An industry source associated with one of South Korea’s major travel retailers has admitted it is not surprised by the recent announcement that Doosan Corporation is to close its Doota Duty Free store in April 2020.
According to a regulatory filing from the company seen by TRBusiness, the retailer will cease operations on 30 April 2020, joining Hanwha Group, which closed its Galleria 63 Duty Free business in Seoul this September.
The filing, which indicates duty free sales account for just 2.23% of the company’s revenue, cites the anticipated deterioration of the duty free business in terms of profitability as the main reason for its decision to close.
Located in the Doosan Tower in Dongdaemun Seoul, the Doota Duty Free store experienced a high-profile opening in May 2016. Its license was due to expire in May 2020. According to multiple local Korean and international media reports, South Korean conglomerate Hyundai Department Store Group is in talks to take over the Doota Duty Free store from Doosan Group.
It is important to point out though that duty free licences in South Korea cannot be traded between operators. Should Hyundai wish to take over the Doota Duty Free store, TRBusiness understands it would acquire one of three new downtown duty free licences up for grabs this month. As a result, the Korea Customs Service and the Licence Review Committee would grant the licence, Doota would end its operations as planned in April and Hyundai would begin trading with a new licence.
DOOTA EXIT PLAN
Reflecting on Doota’s withdrawal plans the source told TRBusiness: “The phenomenon of new players coming into the market and pulling out of the business has happened over and over again in this sector. The government encouraged downtown duty free businesses for the Asian Games in 1986 and Olympic Games in Seoul in 1988. At this point, there were 29 players in the Korean downtown duty free sector.
“As the number of foreign tourists plunged due to the Japanese asset price bubble and Severe Acute Respiratory Syndrome SARS, only 10 operators survived. A few years later, seven more players entered the market, as Chinese group tourists flooded into Korea, but the outbreak of the Middle East Respiratory Syndrome prompted many of the new players to return their licences. Now, following on from the THAAD dispute it has become so hard for those without a relevant driving force to survive.”

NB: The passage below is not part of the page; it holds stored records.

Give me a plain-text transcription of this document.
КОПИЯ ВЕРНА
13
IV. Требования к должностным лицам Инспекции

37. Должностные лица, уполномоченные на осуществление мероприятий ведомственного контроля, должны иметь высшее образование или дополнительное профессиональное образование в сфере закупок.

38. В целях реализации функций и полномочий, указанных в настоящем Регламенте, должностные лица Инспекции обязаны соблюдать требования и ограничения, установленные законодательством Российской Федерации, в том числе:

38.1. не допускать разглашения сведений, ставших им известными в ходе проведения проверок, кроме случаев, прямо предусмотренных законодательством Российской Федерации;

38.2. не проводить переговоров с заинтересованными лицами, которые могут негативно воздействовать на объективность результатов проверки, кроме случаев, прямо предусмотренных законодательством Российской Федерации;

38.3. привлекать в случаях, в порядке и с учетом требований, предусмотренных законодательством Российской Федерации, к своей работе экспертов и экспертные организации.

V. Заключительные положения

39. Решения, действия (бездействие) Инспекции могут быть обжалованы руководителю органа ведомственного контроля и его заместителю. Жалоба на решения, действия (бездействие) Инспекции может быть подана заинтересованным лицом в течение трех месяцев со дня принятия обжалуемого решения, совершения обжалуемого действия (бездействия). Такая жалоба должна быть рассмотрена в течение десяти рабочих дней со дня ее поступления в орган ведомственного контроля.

According to the source, the location of the Doota Duty Free store may not have been conducive to strong sales. “The current Korean duty free industry, where Daigou business has become the mainstream, revolves around the Myeongdong area. It is so hard for a travel retailer to survive if it does not have a downtown store in this area.”

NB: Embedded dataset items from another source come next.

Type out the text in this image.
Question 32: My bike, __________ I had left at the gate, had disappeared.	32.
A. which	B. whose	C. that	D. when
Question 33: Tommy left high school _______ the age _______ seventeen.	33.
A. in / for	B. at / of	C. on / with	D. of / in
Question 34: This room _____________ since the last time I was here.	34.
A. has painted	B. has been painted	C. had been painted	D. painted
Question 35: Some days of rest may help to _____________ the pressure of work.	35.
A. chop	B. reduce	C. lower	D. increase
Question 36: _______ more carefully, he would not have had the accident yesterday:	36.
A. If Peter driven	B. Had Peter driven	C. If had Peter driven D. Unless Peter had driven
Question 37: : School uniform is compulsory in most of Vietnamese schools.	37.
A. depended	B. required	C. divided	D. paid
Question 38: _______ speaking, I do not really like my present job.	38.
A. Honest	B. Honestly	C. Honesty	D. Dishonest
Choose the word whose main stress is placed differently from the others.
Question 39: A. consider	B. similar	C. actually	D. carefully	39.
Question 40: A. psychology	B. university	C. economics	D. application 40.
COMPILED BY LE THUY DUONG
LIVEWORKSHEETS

Back in February, TRBusiness revealed the e-commerce law, implemented on 1 January 2019 to regulate China’s online luxury sales market was having no real adverse on South Korean duty free and travel retail revenues.

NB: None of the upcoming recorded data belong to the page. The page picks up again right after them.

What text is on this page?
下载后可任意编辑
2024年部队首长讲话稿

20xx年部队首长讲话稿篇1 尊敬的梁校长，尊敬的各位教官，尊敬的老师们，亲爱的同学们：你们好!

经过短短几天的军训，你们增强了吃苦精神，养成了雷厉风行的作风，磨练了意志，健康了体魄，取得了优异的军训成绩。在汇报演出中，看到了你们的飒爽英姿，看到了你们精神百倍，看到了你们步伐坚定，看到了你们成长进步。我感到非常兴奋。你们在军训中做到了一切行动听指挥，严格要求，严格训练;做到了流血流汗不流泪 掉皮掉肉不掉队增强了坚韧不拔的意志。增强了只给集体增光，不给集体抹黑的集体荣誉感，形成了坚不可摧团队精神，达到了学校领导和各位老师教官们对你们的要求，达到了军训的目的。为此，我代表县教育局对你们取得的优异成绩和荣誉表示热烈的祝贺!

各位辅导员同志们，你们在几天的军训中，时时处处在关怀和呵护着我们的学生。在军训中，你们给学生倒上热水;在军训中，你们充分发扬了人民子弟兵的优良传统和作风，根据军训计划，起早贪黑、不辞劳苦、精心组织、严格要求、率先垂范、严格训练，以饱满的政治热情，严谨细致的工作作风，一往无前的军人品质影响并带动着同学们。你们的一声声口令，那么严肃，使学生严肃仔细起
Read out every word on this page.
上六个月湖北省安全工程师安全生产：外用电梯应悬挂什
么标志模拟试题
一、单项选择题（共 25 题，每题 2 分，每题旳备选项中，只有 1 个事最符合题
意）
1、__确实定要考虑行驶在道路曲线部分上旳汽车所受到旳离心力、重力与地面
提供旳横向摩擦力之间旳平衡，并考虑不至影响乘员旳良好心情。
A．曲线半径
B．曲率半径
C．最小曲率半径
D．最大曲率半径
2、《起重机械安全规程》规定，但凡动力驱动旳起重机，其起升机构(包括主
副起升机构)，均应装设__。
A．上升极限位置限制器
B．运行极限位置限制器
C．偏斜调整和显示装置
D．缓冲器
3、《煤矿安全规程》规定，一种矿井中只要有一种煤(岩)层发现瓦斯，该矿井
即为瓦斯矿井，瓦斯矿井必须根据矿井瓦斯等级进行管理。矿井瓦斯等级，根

Offering a more up-to-date assessment of the impact of the e-commerce law, the source said: “Before the implementation of the e-commerce law, there used to be many Daigous who did not report their purchases when returning to their home country to avoid paying tax.
“The market now has reorganised as large Daigou companies capable of pay tax have taken over the market. There were about 500 Daigou agencies in the Korean market before the e-commerce law was introduced. Now, only about 10 agencies have survived. We can assume the uncertainty surrounding this new law has been mostly ironed out.”
The risk, however, remains apparent the source emphasised: “The Chinese government may come up with stricter laws and regulations towards Daigous. Should this be the case, the global travel retail industry will be affected. Nothing is predictable with the Daigou business. That is why it is so important to avoid relying on it.”